TOWNSEND -- The town has made significant progress toward addressing material weaknesses in its accounting system, according to the results of its fiscal year 2013 audit.

Eric Demas of accounting firm Melanson & Heath explained the results of the audit to selectmen last Tuesday.

"There was improvement where we hadn't seen it in the prior year. However, there is still work to be done," Demas said. "If the town stays on the current plan and executes it as intended, you're going to get there."

In its fiscal year 2011 audit, Melanson & Heath had identified four material weaknesses that the town is still working to address.

Demas said the town has improved the cash reconciliation process by working to balance the town's general ledger, although some old items still needed to be reconciled. The town has also begun to develop a formal risk assessment process to help avoid fraud. The town has also worked to provide a detailed list of tax-title accounts so that they can be addressed, Demas said.

Town Administrator Andrew Sheehan said he is pleased with the progress the town has made and that the town's financial situation itself remains strong.

"We're in a much better position on those management or procedural standpoints, and we're continuing to make progress. I'm pretty confident that by the time the next audit is done, hopefully in five or six months, we'll be able to eliminate these material weaknesses," Sheehan said.

A recommendation to move the collection process for water billing to Town Hall has gone unaddressed.


Sheehan said the recommendation would segregate the duties related to Water Department billing, which are currently handled internally. However, he said he did not know if it would be addressed due to resistance from the Board of Water Commissioners.

"It becomes sort of a permanent black eye on the town if it's there. It just keeps showing up year after year and people look at it and they go, 'why aren't you addressing it.' It's a pretty easy workaround. I don't think it's a diminution of the Water Department's authority, I think it makes them stronger and is a good management practice," Sheehan said.

Chairman of the Board of Water Commissioners Niles Busler said that the board is not opposed to making changes, but said there has been a lack of communication from the selectmen's office about doing so.

"It's a possibility, but we need to look at it and explore it before we throw our hands up and say that's the way we have to go," Busler said.

Busler said the Water Department already separates duties among different employees in the office, and has never had any issues or improprieties associated with the process.

The fiscal 2013 audit did identify one new weakness -- improving controls over the Recreation Department's petty cash. According to the audit, the department has been using receipts to make purchases when its petty cash fund becomes depleted.

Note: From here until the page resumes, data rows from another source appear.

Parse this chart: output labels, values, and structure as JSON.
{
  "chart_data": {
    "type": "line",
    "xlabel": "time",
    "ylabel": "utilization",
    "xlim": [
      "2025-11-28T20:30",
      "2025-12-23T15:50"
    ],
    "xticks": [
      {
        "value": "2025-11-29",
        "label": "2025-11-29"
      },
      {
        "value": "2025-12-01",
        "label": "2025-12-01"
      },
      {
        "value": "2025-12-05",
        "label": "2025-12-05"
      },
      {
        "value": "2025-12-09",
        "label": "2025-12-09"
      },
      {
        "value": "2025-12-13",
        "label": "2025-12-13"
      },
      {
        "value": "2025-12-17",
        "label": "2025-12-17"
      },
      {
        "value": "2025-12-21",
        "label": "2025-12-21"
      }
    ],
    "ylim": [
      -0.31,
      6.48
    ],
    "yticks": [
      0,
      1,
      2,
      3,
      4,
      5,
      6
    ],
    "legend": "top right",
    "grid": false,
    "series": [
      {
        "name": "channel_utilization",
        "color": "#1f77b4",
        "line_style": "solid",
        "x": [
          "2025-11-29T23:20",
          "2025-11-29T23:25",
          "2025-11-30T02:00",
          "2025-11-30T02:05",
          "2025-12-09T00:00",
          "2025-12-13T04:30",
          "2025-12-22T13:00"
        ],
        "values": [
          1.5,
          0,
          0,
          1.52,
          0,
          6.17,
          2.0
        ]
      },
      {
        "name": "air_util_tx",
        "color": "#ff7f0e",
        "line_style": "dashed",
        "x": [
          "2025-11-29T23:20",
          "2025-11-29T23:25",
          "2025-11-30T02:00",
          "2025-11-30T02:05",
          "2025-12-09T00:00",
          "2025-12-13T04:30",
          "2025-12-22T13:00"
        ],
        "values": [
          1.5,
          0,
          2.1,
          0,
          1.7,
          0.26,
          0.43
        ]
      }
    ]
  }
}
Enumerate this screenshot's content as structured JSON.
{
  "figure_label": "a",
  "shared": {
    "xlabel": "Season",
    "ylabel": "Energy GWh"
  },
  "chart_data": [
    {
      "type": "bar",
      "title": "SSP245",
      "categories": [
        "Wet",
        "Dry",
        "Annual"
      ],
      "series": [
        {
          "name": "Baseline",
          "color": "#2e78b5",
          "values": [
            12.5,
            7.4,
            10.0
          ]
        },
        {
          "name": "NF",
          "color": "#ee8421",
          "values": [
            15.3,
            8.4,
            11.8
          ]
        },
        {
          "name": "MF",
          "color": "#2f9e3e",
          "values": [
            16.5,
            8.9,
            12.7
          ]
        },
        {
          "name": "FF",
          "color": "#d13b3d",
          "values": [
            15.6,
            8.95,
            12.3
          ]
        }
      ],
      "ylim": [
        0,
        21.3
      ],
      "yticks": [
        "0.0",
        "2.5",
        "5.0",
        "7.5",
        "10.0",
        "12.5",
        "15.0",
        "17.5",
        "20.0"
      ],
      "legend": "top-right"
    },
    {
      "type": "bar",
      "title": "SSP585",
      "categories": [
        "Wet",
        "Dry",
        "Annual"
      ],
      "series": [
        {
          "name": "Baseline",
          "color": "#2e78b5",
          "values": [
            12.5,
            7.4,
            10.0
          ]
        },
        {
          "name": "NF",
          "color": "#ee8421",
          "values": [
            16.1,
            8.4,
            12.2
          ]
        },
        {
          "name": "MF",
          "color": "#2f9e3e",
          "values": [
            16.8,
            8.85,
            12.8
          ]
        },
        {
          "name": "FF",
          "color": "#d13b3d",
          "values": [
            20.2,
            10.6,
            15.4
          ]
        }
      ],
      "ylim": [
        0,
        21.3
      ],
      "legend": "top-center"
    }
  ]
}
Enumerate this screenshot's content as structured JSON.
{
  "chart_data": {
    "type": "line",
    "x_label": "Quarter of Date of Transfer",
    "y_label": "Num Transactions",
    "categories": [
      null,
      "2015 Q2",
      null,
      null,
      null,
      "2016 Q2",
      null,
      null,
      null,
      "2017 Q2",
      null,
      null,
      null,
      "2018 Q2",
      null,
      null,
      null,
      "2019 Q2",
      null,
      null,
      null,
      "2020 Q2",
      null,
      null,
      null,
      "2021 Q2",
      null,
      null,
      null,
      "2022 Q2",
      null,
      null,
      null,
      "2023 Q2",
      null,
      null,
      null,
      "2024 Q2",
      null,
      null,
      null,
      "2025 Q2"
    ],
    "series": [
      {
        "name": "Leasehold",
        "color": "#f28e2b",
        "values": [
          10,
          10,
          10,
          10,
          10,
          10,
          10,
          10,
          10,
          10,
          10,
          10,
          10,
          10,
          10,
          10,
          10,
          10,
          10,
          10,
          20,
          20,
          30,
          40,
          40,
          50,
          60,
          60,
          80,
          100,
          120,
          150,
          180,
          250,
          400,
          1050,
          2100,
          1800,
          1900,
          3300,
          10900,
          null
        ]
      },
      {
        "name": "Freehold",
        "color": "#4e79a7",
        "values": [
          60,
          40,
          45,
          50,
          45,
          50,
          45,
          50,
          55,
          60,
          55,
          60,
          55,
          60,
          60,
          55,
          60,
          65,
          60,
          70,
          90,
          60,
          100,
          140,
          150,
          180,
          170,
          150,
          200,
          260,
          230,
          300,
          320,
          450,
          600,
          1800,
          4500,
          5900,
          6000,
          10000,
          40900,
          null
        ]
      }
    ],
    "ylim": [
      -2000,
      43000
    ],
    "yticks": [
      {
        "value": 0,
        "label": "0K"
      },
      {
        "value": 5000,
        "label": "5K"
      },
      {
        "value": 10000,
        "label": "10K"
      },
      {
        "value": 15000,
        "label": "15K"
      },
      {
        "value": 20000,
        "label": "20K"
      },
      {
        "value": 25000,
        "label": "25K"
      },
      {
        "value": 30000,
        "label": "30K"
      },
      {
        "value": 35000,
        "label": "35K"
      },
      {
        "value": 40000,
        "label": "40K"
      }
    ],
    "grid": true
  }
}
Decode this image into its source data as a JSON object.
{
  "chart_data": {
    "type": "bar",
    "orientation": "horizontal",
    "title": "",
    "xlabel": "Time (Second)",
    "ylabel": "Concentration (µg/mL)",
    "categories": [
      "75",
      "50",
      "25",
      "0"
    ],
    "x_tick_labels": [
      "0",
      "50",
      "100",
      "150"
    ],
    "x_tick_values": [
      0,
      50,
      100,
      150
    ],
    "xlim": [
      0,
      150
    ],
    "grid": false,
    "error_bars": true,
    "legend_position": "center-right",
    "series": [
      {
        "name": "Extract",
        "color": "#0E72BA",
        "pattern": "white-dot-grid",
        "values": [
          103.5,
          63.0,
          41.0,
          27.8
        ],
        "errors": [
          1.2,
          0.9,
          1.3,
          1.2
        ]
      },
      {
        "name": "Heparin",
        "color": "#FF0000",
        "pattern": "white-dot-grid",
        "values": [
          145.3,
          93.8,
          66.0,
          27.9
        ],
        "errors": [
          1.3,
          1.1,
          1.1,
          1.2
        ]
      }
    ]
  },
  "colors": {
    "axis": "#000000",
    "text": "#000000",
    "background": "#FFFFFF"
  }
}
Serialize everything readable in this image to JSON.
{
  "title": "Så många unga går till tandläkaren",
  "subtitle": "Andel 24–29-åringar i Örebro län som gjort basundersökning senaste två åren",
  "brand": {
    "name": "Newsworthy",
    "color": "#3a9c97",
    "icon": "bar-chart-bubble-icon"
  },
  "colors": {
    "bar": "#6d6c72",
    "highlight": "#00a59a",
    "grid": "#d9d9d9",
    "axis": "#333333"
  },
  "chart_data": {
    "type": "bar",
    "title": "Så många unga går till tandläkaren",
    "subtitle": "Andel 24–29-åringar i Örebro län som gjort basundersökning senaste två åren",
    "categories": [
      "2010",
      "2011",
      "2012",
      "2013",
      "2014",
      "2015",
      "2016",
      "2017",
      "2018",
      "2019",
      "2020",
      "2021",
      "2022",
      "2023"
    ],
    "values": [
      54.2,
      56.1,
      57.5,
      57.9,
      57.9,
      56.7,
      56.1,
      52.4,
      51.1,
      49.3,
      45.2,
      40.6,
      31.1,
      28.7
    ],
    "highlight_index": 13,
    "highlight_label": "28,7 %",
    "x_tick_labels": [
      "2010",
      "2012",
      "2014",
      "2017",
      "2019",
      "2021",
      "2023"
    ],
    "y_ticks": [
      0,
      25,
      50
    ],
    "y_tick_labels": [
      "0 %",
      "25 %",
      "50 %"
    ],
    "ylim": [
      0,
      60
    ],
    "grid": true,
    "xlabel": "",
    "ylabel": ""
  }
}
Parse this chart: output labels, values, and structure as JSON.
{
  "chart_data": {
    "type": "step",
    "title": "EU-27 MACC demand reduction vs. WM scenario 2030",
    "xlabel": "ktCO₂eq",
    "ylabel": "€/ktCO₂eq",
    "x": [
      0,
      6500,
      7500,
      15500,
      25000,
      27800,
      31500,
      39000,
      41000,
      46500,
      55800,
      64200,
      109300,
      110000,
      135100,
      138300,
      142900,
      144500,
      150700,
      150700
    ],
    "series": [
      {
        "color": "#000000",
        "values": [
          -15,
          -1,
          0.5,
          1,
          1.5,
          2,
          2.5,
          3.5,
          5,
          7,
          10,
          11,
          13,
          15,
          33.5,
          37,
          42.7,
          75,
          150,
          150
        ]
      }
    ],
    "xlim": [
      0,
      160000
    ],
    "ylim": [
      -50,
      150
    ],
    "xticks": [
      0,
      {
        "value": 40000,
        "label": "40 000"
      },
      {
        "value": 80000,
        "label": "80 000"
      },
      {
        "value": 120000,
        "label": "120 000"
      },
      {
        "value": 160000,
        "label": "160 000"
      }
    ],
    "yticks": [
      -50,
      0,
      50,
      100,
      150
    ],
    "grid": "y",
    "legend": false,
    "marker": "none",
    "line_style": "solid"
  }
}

Sheehan said he believes this can be fixed quickly by working with the Recreation Commission to develop a formal policy and possibly increasing the petty cash fund.

"There's been no misappropriation or misspending, it's just not an ideal practice," Sheehan said.

Sheehan said that although the town is in good financial shape, it is important to address the weaknesses so they don't become problems down the road.

"Even if you're showing a positive balance at the end of the year, we want to make sure we have a positive balance for the right reasons. There was some progress that needed to be made to make sure that we would be in a positive position year after year," he said.

The positive audit result is also a good indicator that Townsend will get its bond rating back in the coming months, Sheehan said. However, he's in no rush to apply for the rating.

The town's bond rating from Moody's was revoked last summer due to a delay in completion of the town's audit after the town switched auditing firms.

Sheehan said the town would most likely apply for a bond rating in late summer or early fall, just before going out to borrow. 

"The audit results reinforce the financial position of the town. I'm really not concerned about what the rating will be. I know it's going to be good and know it will come through in a quick and timely fashion once we're ready," Sheehan said.

Although Sheehan said he has also considered being rated by Standard & Poor's, at this time he is planning to have the Moody's rating re-established because of the town's relationship with that agency.

Being rated by Standard & Poor's at this point, without an imminent plan to borrow, would cost a fee of $10,000, Sheehan said. He did not know if a similar fee was associated with reapplying for the Moody's rating.